2.11 Indien het bestreden vonnis anders zou moeten worden gelezen, zou het onderdeel m.i. niet moeten afstuiten op het bepaalde in art. 399 Rv. Ik stel daarbij voorop dat het onderhavige cassatieberoep blijkens het eerste onderdeel een verdergaande strekking heeft dan louter in cassatie aan de orde stellen dat het hof vergeten is op de vordering tot terugbetaling van het bedrag van Afl. 30.000,- te beslissen. Ik meen, in afwijking van hetgeen Uw Raad bij beschikking van 27 juni 1980(15) heeft beslist, dat het in een dergelijk geval niet doelmatig is een partij te dwingen de weg van art. 399 Rv. te volgen voor een deel van haar bezwaren tegen de uitspraak van het hof terwijl voor een ander deel cassatieberoep moet worden ingesteld(16). M.i. zou in een geval als het onderhavige voor cassatie hetzelfde moeten gelden als voor het hoger beroep, te weten dat de keuze aan partijen is om hetzij aanvulling te vragen aan de rechter die het onvolledige vonnis wees hetzij de hogere rechter daarvoor te adiëren(17).

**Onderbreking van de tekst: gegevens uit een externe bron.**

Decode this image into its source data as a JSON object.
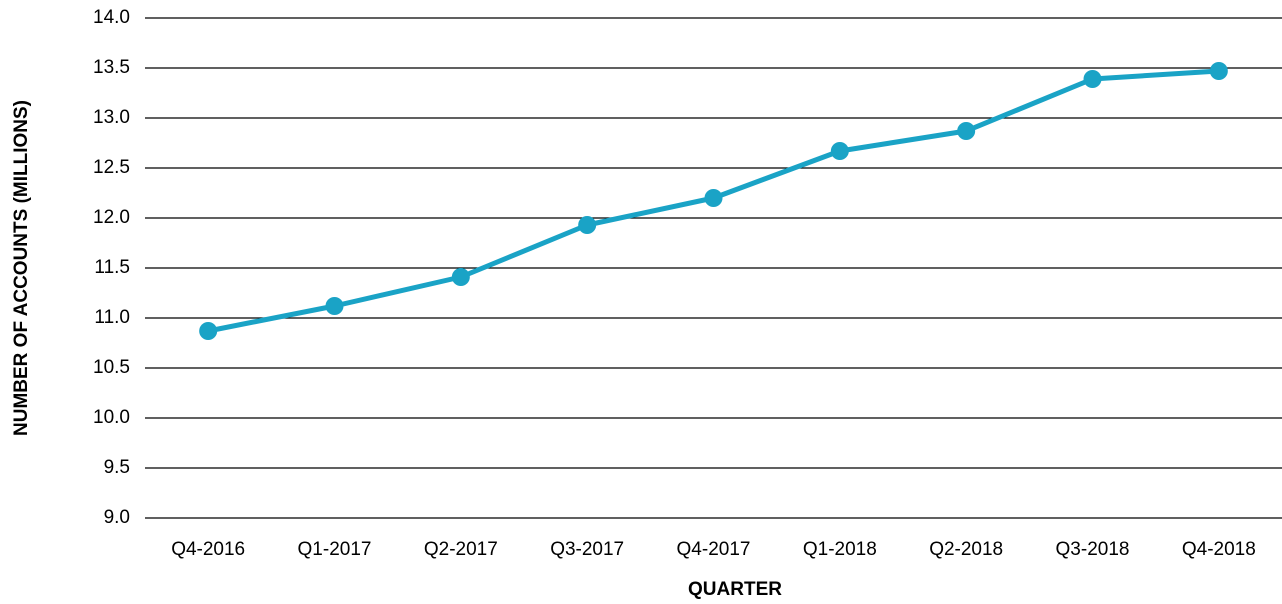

Voor deze afwijking lijkt mij temeer reden indien de zaak na vernietiging en verwijzing toch opnieuw bij de appelrechter aan de orde komt.
3. Conclusie
De conclusie strekt tot vernietiging en terugwijzing.
De Procureur-Generaal bij de
Hoge Raad der Nederlanden
A-G
1 Zie het vonnis van het Gemeenschappelijk hof van 21 september 2010, rov. 4.1 en 4.2 in verbinding met het vonnis van het GEA van Aruba van 7 juni 2006, rov. 2.2.
2 Zie het vonnis van de rechtbank onder "Procesverloop".
3 Zie de in cassatie uitdrukkelijk niet bestreden rov. 2.4 van het eindvonnis van het hof.
4 Zie de uitleg die het GEA aan zijn tussenvonnis van 7 juni 2006 geeft in zijn tussenvonnis van 28 november 2007 onder 1.
5 Het cassatieverzoekschrift is op 4 april 2011 ingekomen bij de griffie van de Hoge Raad.
6 Waartegen [verzoeker] expliciet niet opkomt, zie het cassatieverzoekschrift, p. 3, paragraaf A-iv.
7 Contra-akte van 23 april 2008 en de daarbij gevoegde prod. 1 en 2.
8 Conclusie na enquête onder 7.
9 Proces-verbaal, p. 2.
10 MvG, p. 5-6.
11 MvG, p. 5-8.
12 Pleitaantekeningen mr. Boyce d.d. 17 november 2009, nr. 15.
13 Deze bepaling is nagenoeg gelijkluidend aan art. 149 Rv.
14 Dit voorschrift is identiek aan art. 150 Rv.
15 LJN AC6945 (NJ 1980, 590 m.nt. W.H. Heemskerk).
16 Zo ook: Asser Procesrecht/Veegens-Korthals Altes-Groen (2005) nr. 51, p. 118.
Andere schrijvers maken geen onderscheid tussen de situatie waarin in cassatie louter de 'vergeten' vordering/het 'vergeten' verzoek aan de orde is en het geval waarin daarnaast ook klachten zijn gericht tegen andere oordelen in de bestreden uitspraak, zie Ten Kate en Korsten-Krijnen, Herroeping, verbetering en aanvulling van burgerrechtelijke uitspraken, Kluwer, 2005, p. 231 e.v., die op p. 233 overigens verwijzen naar het gestelde in II.7.1 en aldaar op p. 198 met betrekking tot art. 31 Rv. wel met het oog op de proceseconomie bepleiten dat art. 399 Rv. niet prohibitief is; Burgerlijke Rechtsvordering, Korthals Altes, art. 399, aant. 1; Burgerlijke Rechtsvordering, Tjong Tjin Tai, art. 32, aant. 1 verwijst naar Ten Kate/Korsten-Krijnen; de bewerkers van T&C lijken met elkaar in tegenspraak: zie Van Mierlo 2010 (T&C Rv.) art. 32, aant. 2 en Winters 2010 (T&C Rv), art. 399, aant. 1e.
17 Aldus de minister, Parl.Gesch. Burg. Procesrecht, Van Mierlo/Bart, p. 182.